Restauração da Floresta como Parque entre 1943-1947 | Administração de Castro Maya

Ao lado fotos e textos explicativos e comentários sobre algumas das benfeitorias feitas entre 1943 e 1947. O texto abaixo, à esquerda em "itálico" são os relatos de Castro Maya.

Foi quando em 1943 o Prefeito Henrique Dodsworth convidou-me para promover a restauração da Floresta. Na Introdução já relatei os pormenores da minha gestão; resta-me dizer que os objetivos em vista eram: restaurar o parque e criar novos locais ao agrado do turista de nossa época.

Tudo estava por fazer: as estradas em péssimas condições, as picadas e atalhos já não existiam, foi preciso descobri-los, e os prédios - mesmo os que serviram de residência a personagens do Segundo Império - estavam praticamente em ruínas. Pouco foi aproveitado. Para lhes dar o mesmo caráter que tinham no século passado, adquiri materiais nas demolições que se efetuavam para abertura da Avenida Presidente Vargas e contratei nos subúrbios os mestres-de-obras, carpinteiros e pedreiros a fim de, com sua ingenuidade, obter-se adequada restauração nas casas que iam sendo reconstruídas.

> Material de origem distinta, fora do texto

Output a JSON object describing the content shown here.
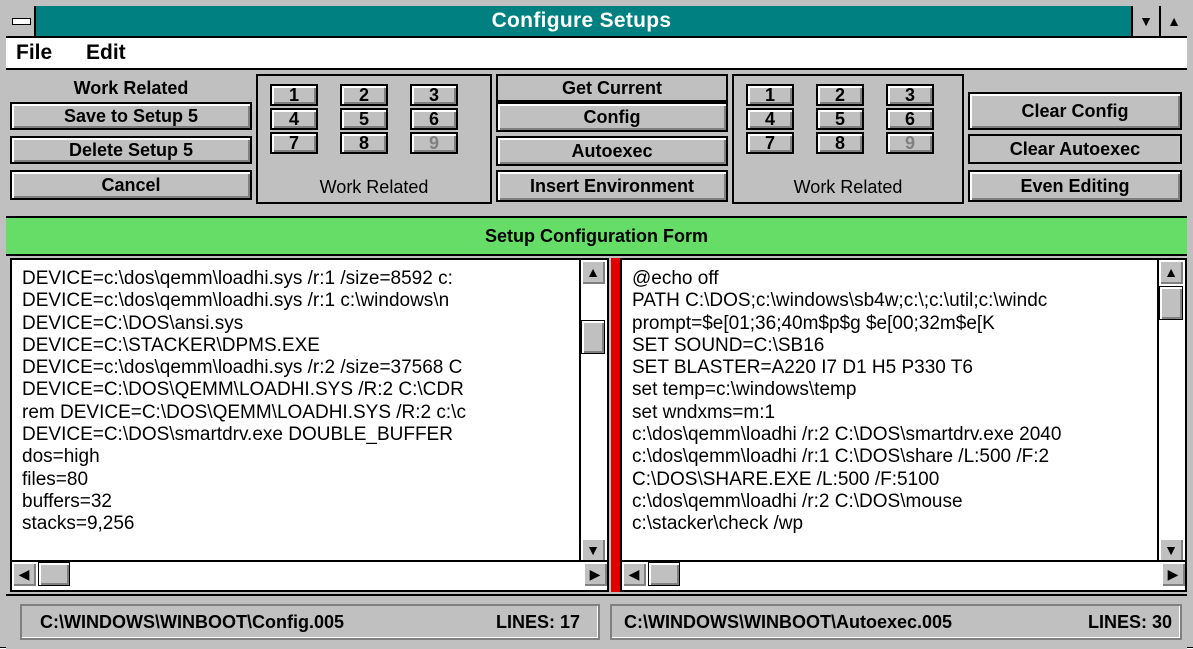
{
  "window": {
    "title": "Configure Setups"
  },
  "menubar": {
    "file": "File",
    "edit": "Edit"
  },
  "left_controls": {
    "setup_name": "Work Related",
    "save": "Save to Setup 5",
    "delete": "Delete Setup 5",
    "cancel": "Cancel"
  },
  "left_setups": {
    "numbers": [
      "1",
      "2",
      "3",
      "4",
      "5",
      "6",
      "7",
      "8",
      "9"
    ],
    "label": "Work Related"
  },
  "center_controls": {
    "get_current": "Get Current",
    "config": "Config",
    "autoexec": "Autoexec",
    "insert_env": "Insert Environment"
  },
  "right_setups": {
    "numbers": [
      "1",
      "2",
      "3",
      "4",
      "5",
      "6",
      "7",
      "8",
      "9"
    ],
    "label": "Work Related"
  },
  "right_controls": {
    "clear_config": "Clear Config",
    "clear_autoexec": "Clear Autoexec",
    "even_editing": "Even Editing"
  },
  "form_title": "Setup Configuration Form",
  "config_lines": [
    "DEVICE=c:\\dos\\qemm\\loadhi.sys /r:1 /size=8592 c:",
    "DEVICE=c:\\dos\\qemm\\loadhi.sys /r:1 c:\\windows\\n",
    "DEVICE=C:\\DOS\\ansi.sys",
    "DEVICE=C:\\STACKER\\DPMS.EXE",
    "DEVICE=c:\\dos\\qemm\\loadhi.sys /r:2 /size=37568 C",
    "DEVICE=C:\\DOS\\QEMM\\LOADHI.SYS /R:2 C:\\CDR",
    "rem DEVICE=C:\\DOS\\QEMM\\LOADHI.SYS /R:2 c:\\c",
    "DEVICE=C:\\DOS\\smartdrv.exe DOUBLE_BUFFER",
    "dos=high",
    "files=80",
    "buffers=32",
    "stacks=9,256"
  ],
  "autoexec_lines": [
    "@echo off",
    "PATH C:\\DOS;c:\\windows\\sb4w;c:\\;c:\\util;c:\\windc",
    "prompt=$e[01;36;40m$p$g $e[00;32m$e[K",
    "SET SOUND=C:\\SB16",
    "SET BLASTER=A220 I7 D1 H5 P330 T6",
    "set temp=c:\\windows\\temp",
    "set wndxms=m:1",
    "c:\\dos\\qemm\\loadhi /r:2 C:\\DOS\\smartdrv.exe 2040",
    "c:\\dos\\qemm\\loadhi /r:1 C:\\DOS\\share /L:500 /F:2",
    "C:\\DOS\\SHARE.EXE /L:500 /F:5100",
    "c:\\dos\\qemm\\loadhi /r:2 C:\\DOS\\mouse",
    "c:\\stacker\\check /wp"
  ],
  "status": {
    "config_path": "C:\\WINDOWS\\WINBOOT\\Config.005",
    "config_lines": "LINES: 17",
    "autoexec_path": "C:\\WINDOWS\\WINBOOT\\Autoexec.005",
    "autoexec_lines": "LINES: 30"
  },
  "colors": {
    "titlebar": "#008080",
    "form_title": "#66dd66",
    "splitter": "#e00000",
    "face": "#c0c0c0"
  }
}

Algumas benfeitorias na Floresta da Tijuca feitas nos anos da década de 1940, quando o parque ganhou vida novamente.

Portão de entrada da Floresta da Tijuca

Acima o portão de entrada da Floresta, que fica próximo à Cascatinha Taunay. Obra de bom gosto, de Wladimir Alves de Sousa, que em estilo neo-colonial remete à nossas raizes culturais. Seriam as pirâmides laterais uma alusão à Mestre Valentim, ao Chafariz da Pirâmide na Praça XIV e as pirâmides do Passeio Público?

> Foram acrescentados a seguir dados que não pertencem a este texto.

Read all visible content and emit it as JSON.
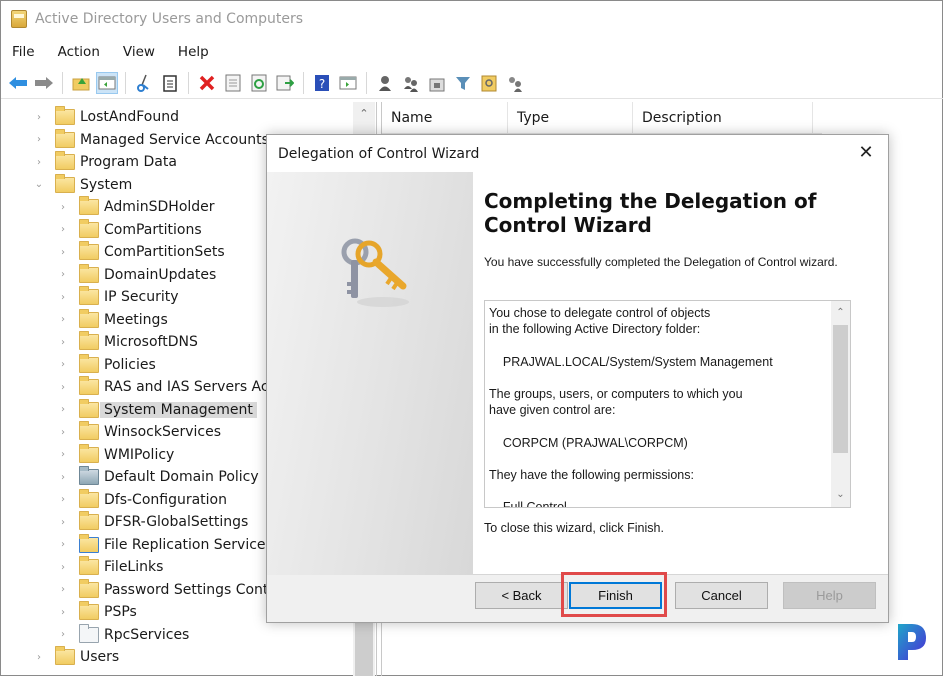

Restaurante da Cascatinha, em local aproximado onde situava-se a casa de Taunay

Esta edificação de 3 andares, ao lado da Cascatinha, é um restaurante. A edificação foi reformada por Castro Maya, conferindo-lhe uma aparência, segundo seus escritos, alusiva ao estilo colonial. Na verdade, com relação à aparência atual, o que existe é um telhado com algumas caracteristicas coloniais e janelas laterais imitando aparência colonial, mas as esquadrias das janelas do que parece ser uma varanda frontal não tem nada de arquitetura "colonial" ou neo-barroca. Externamente o que com muito esforço poderia ser chamado de "balaustradas" possuem cobogós e a primeira escada de subida apresenta corrimões de canos de ferro ligados por pilaretes de alvenaria ou concreto.

Originalmente, esta edificação foi construída sobre local muito aproximado onde ficava a Casa de Taunay e parecia uma "fábrica" segundo Castro Maya. A casa original de Taunay foi construída em 1817 e demolida na primeira gestão de administração após a proclamação da república, exatamente para a construção desta edificação, ou seja, no início do século 20.

Talvez fosse melhor se existisse menos interferência nos entornos da cascatinha, embora a idéia de um restaurante ao lado seja agradável e confortável para quem visite o local.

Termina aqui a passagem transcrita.